昭和の子どもたちの間で一大ブームを起こした「笑い袋」。アニメ・漫画作品『ちびまる子ちゃん』や『笑ゥせぇるすまん』などの作中にも度々登場しており、作品を通してご存知の方も多いのではないでしょうか。
高い人気を誇った笑い袋ですが、残念ながら2010年に廃盤が決定し、現在は販売されていません。開発のきっかけや廃盤理由について、笑い袋を生み出した株式会社アイコの桝本さんに話を聞きました。
――発売のきっかけは?
【桝本さん】 もともと、創業社長が「オーゼン」というサウンドデバイスの会社を持っていました。オーゼンは小型レコードを使用した玩具用小型発声機を国内生産し、イタリアの有名人形メーカー・セビーヌ社などから高く評価されていました。そこで初代社長が知り合いのアメリカ人から、「小型発声機で『笑い声』を作ってほしい」と頼まれたことをきっかけに販売することになりました。
アメリカでは当初、ミッキーのぬいぐるみに笑い声のする機械を入れて販売する予定でした。しかし、笑い声ナシのミッキーが10ドルだったのに対し、笑い声アリのミッキーは25ドルと値段が高かったためまったく売れなかったんです。

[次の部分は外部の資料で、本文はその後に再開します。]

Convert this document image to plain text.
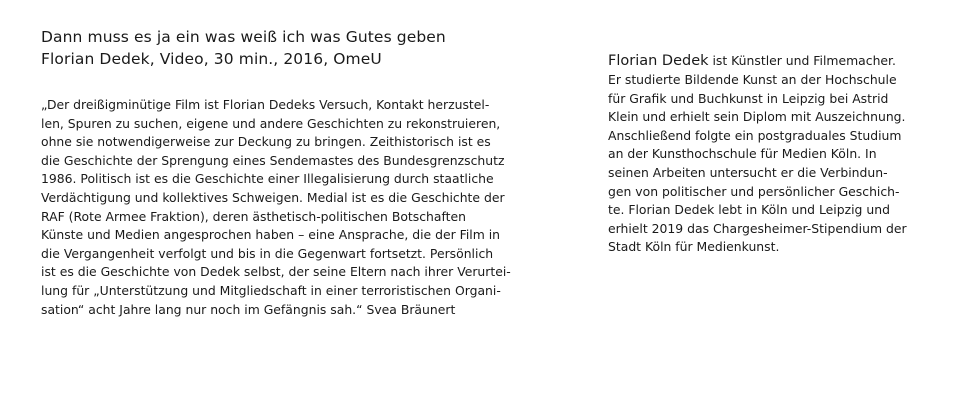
Dann muss es ja ein was weiß ich was Gutes geben

Florian Dedek, Video, 30 min., 2016, OmeU

„Der dreißigminütige Film ist Florian Dedeks Versuch, Kontakt herzustel-

len, Spuren zu suchen, eigene und andere Geschichten zu rekonstruieren,

ohne sie notwendigerweise zur Deckung zu bringen. Zeithistorisch ist es

die Geschichte der Sprengung eines Sendemastes des Bundesgrenzschutz

1986. Politisch ist es die Geschichte einer Illegalisierung durch staatliche

Verdächtigung und kollektives Schweigen. Medial ist es die Geschichte der

RAF (Rote Armee Fraktion), deren ästhetisch-politischen Botschaften

Künste und Medien angesprochen haben – eine Ansprache, die der Film in

die Vergangenheit verfolgt und bis in die Gegenwart fortsetzt. Persönlich

ist es die Geschichte von Dedek selbst, der seine Eltern nach ihrer Verurtei-

lung für „Unterstützung und Mitgliedschaft in einer terroristischen Organi-

sation“ acht Jahre lang nur noch im Gefängnis sah.“ Svea Bräunert

Florian Dedek ist Künstler und Filmemacher.

Er studierte Bildende Kunst an der Hochschule

für Grafik und Buchkunst in Leipzig bei Astrid

Klein und erhielt sein Diplom mit Auszeichnung.

Anschließend folgte ein postgraduales Studium

an der Kunsthochschule für Medien Köln. In

seinen Arbeiten untersucht er die Verbindun-

gen von politischer und persönlicher Geschich-

te. Florian Dedek lebt in Köln und Leipzig und

erhielt 2019 das Chargesheimer-Stipendium der

Stadt Köln für Medienkunst.
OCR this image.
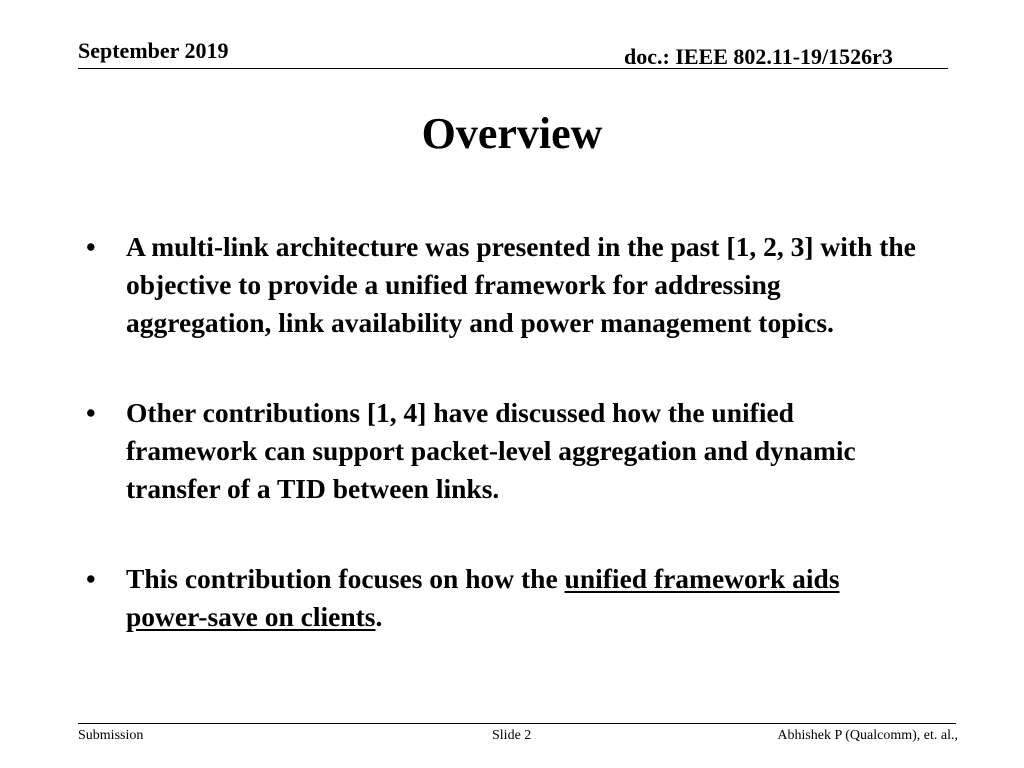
September 2019	doc.: IEEE 802.11-19/1526r3
Overview
• A multi-link architecture was presented in the past [1, 2, 3] with the objective to provide a unified framework for addressing aggregation, link availability and power management topics.
• Other contributions [1, 4] have discussed how the unified framework can support packet-level aggregation and dynamic transfer of a TID between links.
• This contribution focuses on how the unified framework aids power-save on clients.
Submission	Slide 2	Abhishek P (Qualcomm), et. al.,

それがきっかけで「笑い声を袋に入れて販売してみてはどうか」と社長が提案し、のちのヒットへとつながりました。笑い袋の生産及び開発中は、農家の空き家を作業場として使用していたため、隣のお米屋さんからは養鶏場だと思われていたそうです。
――どのような目的で購入される方が多かったのでしょうか?
【桝本さん】 笑い袋は、1969年にアメリカのニューヨークでテスト販売が開始されました。そのテスト販売では瞬時に売り切れ、新聞記事にもなるほど脚光を浴びました。しかし、新聞記事には「なぜか」売れたと書かれており、実際の所みなさんの購入目的はわからないままです(笑)。
弊社での分析によると、1969年はベトナム戦争などの影響からアメリカ内の雰囲気があまり良くありませんでした。特にパーティーやジョークを欲している若者、癒しを求める家族や軍人などから、「笑い」を提供するというコンセプトが好評を博したという分析もあります。